OSU students designed and manufactured solar panels that are being used during Space Shuttle Atlantis' current mission.
News on 6 reporter Chris Wright has more on a very unique project.
The space shuttle Atlantis arrived at the International Space Station Monday with the OSU-designed solar panels. Astronauts will use those panels to teach kids across the country about solar power.
After several delays, Atlantis finally took to the skies this past weekend. During their mission, astronauts will install a city-bus-sized set of solar panels that will generate power for the International Space Station.
To explain their mission, the astronauts also wanted to bring along replicas of the panels. And that's where Oklahoma State came in. Junior Mechanical Engineering Technology major Aaron Bookout made the replicas. "It was really interesting to see it through the whole design process, to design it and manufacture it."
Space shuttle pilot Chris Ferguson will use the solar panel while conducting classes from the space station. Mechanical Engineering professor Warren Lewis: "he's going to be conducting experiments and televising them back to the NASA schools, they'll be doing similar experiments and tests on earth and comparing them to what he's done."
The middle schoolers taking part in the experiments also needed solar panel replicas, so Aaron and his fellow engineering students made more. OSU students manufactured 260 of these solar panels, which were then distributed to classrooms across the country.
OSU says the NASA project could mean big things for its growing Mechanical Engineering Technology program. Warren Lewis: "It's one of the first major projects we've achieved and done, it's really a neat venture for our students. Where do we go from here, that's the big question."
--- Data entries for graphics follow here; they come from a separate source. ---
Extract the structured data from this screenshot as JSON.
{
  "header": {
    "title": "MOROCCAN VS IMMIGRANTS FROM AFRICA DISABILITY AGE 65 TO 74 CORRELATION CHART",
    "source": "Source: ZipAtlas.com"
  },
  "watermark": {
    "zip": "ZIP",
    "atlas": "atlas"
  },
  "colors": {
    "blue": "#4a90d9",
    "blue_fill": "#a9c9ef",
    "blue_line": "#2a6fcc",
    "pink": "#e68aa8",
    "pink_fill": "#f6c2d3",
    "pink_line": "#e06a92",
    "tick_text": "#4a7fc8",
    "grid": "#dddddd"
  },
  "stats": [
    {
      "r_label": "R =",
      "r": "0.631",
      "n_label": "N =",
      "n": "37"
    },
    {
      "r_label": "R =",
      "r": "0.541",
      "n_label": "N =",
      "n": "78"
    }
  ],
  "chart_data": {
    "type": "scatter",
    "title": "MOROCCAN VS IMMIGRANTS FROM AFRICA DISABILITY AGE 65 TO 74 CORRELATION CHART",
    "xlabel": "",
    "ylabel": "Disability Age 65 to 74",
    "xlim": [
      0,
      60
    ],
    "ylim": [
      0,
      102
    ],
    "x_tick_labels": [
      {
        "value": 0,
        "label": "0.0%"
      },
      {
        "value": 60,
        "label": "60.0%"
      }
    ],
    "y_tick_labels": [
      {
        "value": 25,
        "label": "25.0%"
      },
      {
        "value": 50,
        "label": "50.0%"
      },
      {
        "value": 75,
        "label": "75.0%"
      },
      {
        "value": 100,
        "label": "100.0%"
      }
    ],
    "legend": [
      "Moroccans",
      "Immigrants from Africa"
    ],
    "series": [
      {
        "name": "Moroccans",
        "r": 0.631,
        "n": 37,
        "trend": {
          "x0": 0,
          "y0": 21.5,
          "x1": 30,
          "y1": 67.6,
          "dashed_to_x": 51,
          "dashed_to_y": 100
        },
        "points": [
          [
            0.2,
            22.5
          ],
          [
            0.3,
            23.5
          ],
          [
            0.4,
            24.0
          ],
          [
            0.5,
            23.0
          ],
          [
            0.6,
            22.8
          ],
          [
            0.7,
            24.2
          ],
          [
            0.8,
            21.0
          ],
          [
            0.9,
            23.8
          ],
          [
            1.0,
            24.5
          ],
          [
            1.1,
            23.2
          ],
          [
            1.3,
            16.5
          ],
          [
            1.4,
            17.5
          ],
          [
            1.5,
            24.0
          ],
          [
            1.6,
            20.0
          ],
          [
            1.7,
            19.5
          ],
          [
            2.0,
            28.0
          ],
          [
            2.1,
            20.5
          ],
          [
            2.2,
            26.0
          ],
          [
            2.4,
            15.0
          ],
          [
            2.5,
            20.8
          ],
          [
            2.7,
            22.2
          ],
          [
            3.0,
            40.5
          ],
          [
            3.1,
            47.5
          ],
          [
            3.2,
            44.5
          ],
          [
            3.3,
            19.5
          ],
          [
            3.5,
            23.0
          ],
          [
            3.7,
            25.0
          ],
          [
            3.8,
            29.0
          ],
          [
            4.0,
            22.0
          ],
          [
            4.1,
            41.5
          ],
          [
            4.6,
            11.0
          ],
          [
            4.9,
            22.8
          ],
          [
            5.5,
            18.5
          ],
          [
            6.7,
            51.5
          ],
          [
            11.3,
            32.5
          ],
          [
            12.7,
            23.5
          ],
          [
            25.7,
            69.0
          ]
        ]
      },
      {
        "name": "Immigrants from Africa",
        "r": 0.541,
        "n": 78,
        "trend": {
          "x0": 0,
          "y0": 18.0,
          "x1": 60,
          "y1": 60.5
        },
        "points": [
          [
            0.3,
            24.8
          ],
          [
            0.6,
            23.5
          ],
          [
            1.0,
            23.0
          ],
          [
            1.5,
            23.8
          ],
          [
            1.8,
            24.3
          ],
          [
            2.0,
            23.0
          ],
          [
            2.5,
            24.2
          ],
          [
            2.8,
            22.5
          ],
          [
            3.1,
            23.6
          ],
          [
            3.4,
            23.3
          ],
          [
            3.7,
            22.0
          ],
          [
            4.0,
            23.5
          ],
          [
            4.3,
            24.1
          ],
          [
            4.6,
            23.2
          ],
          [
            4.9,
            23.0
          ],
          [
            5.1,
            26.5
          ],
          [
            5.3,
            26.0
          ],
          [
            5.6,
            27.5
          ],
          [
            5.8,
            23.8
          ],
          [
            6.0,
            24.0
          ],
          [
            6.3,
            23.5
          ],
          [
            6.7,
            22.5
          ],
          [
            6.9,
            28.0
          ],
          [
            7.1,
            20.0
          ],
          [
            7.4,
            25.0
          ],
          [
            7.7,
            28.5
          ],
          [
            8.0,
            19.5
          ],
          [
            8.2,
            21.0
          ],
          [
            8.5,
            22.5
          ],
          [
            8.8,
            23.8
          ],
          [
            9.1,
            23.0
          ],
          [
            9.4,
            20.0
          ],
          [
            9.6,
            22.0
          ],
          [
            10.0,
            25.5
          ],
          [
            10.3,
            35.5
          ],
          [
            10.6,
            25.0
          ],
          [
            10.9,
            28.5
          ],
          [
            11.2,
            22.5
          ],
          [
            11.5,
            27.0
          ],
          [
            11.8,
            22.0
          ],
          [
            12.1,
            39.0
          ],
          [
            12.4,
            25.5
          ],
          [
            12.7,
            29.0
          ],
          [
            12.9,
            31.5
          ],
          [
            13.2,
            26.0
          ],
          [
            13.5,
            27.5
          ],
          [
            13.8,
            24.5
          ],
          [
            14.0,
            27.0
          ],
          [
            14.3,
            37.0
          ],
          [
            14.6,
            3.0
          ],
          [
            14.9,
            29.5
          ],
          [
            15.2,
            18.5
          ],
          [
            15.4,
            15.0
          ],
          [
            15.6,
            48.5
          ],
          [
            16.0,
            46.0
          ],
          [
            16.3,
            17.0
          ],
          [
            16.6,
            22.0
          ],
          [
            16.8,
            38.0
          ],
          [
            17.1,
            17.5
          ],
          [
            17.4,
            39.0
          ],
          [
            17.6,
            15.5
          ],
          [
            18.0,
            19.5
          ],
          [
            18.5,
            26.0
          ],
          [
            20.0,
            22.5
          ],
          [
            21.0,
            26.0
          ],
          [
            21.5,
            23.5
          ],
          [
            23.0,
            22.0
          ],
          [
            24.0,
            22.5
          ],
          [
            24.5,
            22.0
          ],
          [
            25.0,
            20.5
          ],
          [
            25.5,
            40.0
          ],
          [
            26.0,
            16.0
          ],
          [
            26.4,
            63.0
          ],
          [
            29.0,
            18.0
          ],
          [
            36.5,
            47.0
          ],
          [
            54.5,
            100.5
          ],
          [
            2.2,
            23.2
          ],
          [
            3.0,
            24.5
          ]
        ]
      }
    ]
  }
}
As for Aaron Bookout, he says he plans to monitor Atlantis' mission closely, and pay special attention to his cargo. "It's a little surreal, sometimes it doesn't sink in and it's just very interesting." Aaron Bookout says he had a great time making the solar panels, and has actually kept in touch with astronaut Chris Ferguson via e-mail. But he's actually not interested in one day working for NASA; he says he wants to design tools after he graduates.